By this way, the growth of described host cell and its enzyme by described second wooden-cellulose biomass described pretreated wooden-cellulose biomass feed affects, and chien shih self is adapted to be hydrolyzed better described pretreated lignocellulose biomass at any time.By this way, when described enzyme mixture is used for being hydrolyzed wooden-cellulose biomass, especially have with described second pretreated wooden-the similar composition of cellulosic feed pretreated wooden-when cellulose biomass, described pretreated lignocellulose biomass is had to more reactivity (being better enzymically hydrolyse).
substrate and additive
The substrate using in technique of the present invention can be any substrate as known in the art.Suitable substrate can obtain or can prepare (for example,, in the catalogue of American Type Culture Collection) according to disclosed composition from business supplier.

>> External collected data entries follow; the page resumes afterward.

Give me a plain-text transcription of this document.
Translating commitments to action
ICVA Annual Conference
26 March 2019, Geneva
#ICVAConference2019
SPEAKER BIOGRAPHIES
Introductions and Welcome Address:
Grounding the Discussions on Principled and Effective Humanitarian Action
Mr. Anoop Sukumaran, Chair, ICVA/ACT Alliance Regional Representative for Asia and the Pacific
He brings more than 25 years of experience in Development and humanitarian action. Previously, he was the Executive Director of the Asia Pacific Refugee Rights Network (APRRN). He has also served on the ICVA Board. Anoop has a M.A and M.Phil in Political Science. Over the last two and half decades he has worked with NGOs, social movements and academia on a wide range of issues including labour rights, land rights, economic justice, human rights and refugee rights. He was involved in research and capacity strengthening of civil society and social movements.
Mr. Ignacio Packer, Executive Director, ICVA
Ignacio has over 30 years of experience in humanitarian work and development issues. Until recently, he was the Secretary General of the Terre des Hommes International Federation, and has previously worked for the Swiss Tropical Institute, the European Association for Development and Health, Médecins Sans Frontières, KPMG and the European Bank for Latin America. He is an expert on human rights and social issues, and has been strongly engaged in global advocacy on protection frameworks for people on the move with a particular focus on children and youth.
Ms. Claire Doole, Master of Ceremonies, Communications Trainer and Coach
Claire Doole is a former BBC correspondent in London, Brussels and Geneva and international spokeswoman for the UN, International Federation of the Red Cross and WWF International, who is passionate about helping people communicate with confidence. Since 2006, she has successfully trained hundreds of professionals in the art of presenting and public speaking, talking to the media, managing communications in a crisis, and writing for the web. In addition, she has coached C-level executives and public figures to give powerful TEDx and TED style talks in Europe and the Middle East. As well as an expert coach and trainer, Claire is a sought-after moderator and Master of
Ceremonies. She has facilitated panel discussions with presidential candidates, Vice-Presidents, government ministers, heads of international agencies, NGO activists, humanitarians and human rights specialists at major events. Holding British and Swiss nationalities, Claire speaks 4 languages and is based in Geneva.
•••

The carbon source substrate that is typically used as the feed of enzyme or enzyme mixture production comprises glucose or similar carbohydrate, if be in the boundary of specifying with respect to its consumption of consumption of compounding sugar.Nitrogenous source substrate is ammonia (NH for example 4cl) or urea, the production that can be added to improve cultivation and enzyme or enzyme mixture.The key feature of disclosed technique be except be contained in described pretreated wooden-those of cellulose materials, be added into described culture environment without fermentation stimulator, or to add in a small amount, the fermentation stimulator that described culture environment does not comprise the fermentation stimulator of interpolation or comprises interpolation in a small amount with respect to the technique of previously known.In the context of present disclosure, for the fermentation stimulator of the interpolation of growing, growth is comprised to VITAMIN and mineral substance.The VITAMIN of not adding or add is in a small amount selected from the group of following composition: vitamin H, pantothenate, nicotinic acid, meso-inositol, VitB1, pyridoxol, para-amino benzoic acid, folic acid, riboflavin and vitamin A, B, C, D and E.The mineral substance not adding or add is in a small amount the freely group of following composition of supply choosing: the mineral substance of the nutrition of B, P, Mg, S, Ca, Fe, Zn, Mn, Co, Mo and Cu and mineral salt.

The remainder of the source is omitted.